Commonly Asked Questions by Women Thinking About Placing for Adoption

Commonly asked Questions by Women Thinking About Placing for Adoption

At Adoption Minnesota, we do independent adoptions. Adoptive parents and birth parents plan their own adoption. There are no rules or policies that must be followed, so every adoption is unique. It is up to the birth and adoptive parents to decide how they want their adoptions to go. Birth parents are also guaranteed that only the family they choose can adopt the child.

1. Do I get to choose a family to adopt my baby?

Yes. You are able to choose the family you would like to place your child with. You can either choose one of the many families that Adoption Minnesota is working with, or if you know of someone who you would like to place with we can help you work with them too.

2. Can I get to know the adoptive family?

Absolutely. Many birth parents find it important to get to know the family before they chose them, and even more afterwards. We want you to feel comfortable with the family before you move forward with them. Many adoptive parents are open to having contact through phone, email and in-person visits.

3. What process do adoptive parents have to go through?

All Adoptive parents must go through an extensive process called a home study, before being approved to adopt a child. They must provide the agency with recent medical exams, financial information and complete a criminal background check among many other things.

4. Does my baby have to go into foster care after it is born?

No. Typically the baby goes home directly from the hospital with the adoptive parents. However, if the birth parent is uncomfortable with that, or is having a hard time deciding what to do, someone else can do short term care for the baby until the birth parent makes a decision on how they want to move forward.

5. Can I have a relationship with my child after placement?

In most cases birth parents and adoptive families can have openness and a relationship after placement. Birth parents and adoptive parents can make an agreement about exchanging future information. This can include having updates and pictures sent to them or even visits. It also includes arrangements for exchanging any future medical information, which might be important for the adopted child or birth parent.

6. Does the birth father have to be involved?

No. While it is a good idea to involve the birth father if he is at all willing, it is not required in Minnesota unless he is married to the birth mother, living with the birth mother, or is on the baby’s birth certificate. If he does nothing to take legal action to have himself declared the father of the child, his rights are automatically terminated a certain number of days after the child’s birth.
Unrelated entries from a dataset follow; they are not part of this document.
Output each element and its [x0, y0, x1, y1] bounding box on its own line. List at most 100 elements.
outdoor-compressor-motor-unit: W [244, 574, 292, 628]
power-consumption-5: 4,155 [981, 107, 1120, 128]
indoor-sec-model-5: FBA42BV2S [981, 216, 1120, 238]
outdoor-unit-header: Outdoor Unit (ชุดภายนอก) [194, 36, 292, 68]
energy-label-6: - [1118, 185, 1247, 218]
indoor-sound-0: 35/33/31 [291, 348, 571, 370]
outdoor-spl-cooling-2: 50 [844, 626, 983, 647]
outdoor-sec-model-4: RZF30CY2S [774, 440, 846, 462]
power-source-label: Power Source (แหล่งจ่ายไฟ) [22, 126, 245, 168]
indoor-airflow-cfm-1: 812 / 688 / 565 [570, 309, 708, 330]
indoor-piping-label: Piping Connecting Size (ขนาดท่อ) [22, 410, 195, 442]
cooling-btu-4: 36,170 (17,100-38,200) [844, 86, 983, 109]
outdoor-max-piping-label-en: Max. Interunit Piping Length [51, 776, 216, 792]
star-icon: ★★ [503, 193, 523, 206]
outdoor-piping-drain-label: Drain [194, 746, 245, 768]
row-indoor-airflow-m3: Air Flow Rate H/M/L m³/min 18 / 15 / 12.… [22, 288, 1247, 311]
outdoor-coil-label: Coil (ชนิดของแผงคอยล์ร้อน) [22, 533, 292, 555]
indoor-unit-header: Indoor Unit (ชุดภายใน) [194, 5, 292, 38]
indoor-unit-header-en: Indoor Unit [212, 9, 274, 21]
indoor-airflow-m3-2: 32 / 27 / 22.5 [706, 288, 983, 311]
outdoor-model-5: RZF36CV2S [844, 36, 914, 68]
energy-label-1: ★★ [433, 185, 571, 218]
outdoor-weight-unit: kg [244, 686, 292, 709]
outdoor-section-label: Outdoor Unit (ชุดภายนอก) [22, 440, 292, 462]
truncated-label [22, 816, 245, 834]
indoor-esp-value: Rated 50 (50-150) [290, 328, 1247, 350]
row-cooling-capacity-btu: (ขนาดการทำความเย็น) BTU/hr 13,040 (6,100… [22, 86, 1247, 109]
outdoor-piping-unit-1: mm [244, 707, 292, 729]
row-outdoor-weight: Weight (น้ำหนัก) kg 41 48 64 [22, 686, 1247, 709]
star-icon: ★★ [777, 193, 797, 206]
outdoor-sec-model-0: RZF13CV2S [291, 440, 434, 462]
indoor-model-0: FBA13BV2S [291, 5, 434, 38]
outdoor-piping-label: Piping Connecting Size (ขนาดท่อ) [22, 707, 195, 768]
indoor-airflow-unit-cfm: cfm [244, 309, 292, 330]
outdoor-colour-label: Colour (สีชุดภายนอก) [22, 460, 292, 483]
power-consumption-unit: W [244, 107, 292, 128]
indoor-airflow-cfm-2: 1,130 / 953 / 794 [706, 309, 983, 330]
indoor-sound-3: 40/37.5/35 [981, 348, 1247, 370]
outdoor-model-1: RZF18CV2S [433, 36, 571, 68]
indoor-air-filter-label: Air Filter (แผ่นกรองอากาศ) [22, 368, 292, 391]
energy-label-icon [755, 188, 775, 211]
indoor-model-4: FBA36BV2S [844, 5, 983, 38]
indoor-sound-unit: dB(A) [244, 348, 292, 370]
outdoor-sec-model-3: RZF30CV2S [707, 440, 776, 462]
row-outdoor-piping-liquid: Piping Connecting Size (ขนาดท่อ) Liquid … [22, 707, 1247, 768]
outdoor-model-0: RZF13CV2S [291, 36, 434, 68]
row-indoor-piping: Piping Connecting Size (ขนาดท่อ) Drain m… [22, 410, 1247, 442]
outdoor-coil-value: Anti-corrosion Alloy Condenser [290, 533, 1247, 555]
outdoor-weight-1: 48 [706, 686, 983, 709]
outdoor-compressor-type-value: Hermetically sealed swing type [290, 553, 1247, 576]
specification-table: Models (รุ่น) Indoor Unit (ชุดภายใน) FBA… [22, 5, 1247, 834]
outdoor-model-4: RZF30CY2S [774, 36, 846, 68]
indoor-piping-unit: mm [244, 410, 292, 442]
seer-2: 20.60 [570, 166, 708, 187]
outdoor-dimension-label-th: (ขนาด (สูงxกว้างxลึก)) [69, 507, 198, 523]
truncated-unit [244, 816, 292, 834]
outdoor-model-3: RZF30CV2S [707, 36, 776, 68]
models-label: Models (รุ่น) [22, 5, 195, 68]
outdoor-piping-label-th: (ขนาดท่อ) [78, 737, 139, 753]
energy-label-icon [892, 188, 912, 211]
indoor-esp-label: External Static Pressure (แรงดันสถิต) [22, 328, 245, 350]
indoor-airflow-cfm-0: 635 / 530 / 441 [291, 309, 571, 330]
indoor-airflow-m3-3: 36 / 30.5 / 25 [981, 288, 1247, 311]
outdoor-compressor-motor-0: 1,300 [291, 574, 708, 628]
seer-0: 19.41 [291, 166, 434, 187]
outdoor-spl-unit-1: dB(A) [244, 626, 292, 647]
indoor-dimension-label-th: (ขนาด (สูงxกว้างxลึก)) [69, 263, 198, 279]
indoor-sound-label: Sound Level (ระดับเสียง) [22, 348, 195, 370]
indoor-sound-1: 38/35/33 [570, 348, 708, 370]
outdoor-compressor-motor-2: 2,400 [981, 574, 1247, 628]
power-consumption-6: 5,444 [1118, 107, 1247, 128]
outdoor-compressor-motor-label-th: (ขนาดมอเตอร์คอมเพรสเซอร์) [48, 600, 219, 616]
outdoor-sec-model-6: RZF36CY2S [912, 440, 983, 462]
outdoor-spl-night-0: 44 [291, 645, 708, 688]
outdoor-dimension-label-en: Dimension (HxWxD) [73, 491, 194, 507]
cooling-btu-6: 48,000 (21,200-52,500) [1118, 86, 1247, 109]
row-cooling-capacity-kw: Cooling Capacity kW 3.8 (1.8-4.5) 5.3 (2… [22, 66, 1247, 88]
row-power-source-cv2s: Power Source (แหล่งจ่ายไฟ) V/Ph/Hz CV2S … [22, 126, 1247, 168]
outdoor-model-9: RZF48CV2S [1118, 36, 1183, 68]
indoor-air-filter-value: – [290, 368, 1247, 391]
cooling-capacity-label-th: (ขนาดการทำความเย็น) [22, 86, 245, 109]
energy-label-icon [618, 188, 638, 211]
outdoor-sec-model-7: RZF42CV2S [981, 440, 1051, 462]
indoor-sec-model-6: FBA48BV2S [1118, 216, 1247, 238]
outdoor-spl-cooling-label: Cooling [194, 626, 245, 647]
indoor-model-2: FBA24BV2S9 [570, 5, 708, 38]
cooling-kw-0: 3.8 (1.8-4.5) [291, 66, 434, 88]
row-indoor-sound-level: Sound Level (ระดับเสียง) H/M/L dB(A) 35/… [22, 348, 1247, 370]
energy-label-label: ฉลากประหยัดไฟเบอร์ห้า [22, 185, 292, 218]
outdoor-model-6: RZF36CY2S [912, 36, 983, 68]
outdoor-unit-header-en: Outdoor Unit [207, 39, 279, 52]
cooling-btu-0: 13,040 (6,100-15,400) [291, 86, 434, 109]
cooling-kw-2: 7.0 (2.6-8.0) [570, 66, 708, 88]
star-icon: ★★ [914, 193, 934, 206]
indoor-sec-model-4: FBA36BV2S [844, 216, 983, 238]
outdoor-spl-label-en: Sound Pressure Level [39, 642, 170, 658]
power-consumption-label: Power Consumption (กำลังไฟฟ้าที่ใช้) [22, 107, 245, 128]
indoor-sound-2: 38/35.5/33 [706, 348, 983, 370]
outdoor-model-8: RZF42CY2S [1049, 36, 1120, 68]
7. How long do I have to change my mind after placing for adoption?

You can change your mind about placing your baby until your written consent becomes final. In Minnesota the earliest a birth parent can sign a consent is 72 hours after the baby is born, and you must sign within 60 days from birth. You have 10 working days from the date you sign the consent before it becomes irrevocable and final.

8. How much will adoption cost me?

Adoption Minnesota does not charge the birth parents anything for the services provided to them. We are here to help you through this process and create a plan for your child. In many cases the birth parents legal fees are also paid for.

9. Can I get help with my expenses?

In Minnesota an adoptive family can help the birth mother by paying certain expenses for her. Generally the courts will allow them to pay for such things as maternity clothing, living expenses, and transportation to and from medical appointments. They can also pay for the birth mother’s legal fees, medical bills and any counseling she wants to help her cope through the adoption.

10. Will I have support after the placement?

Not only will you be supported throughout your placement, your counselor can offer you ongoing adoption support as long as needed. There are also adoption support groups, retreats and other birth parents who have gone through this process who are willing to talk and meet with you if desired. We are here for you.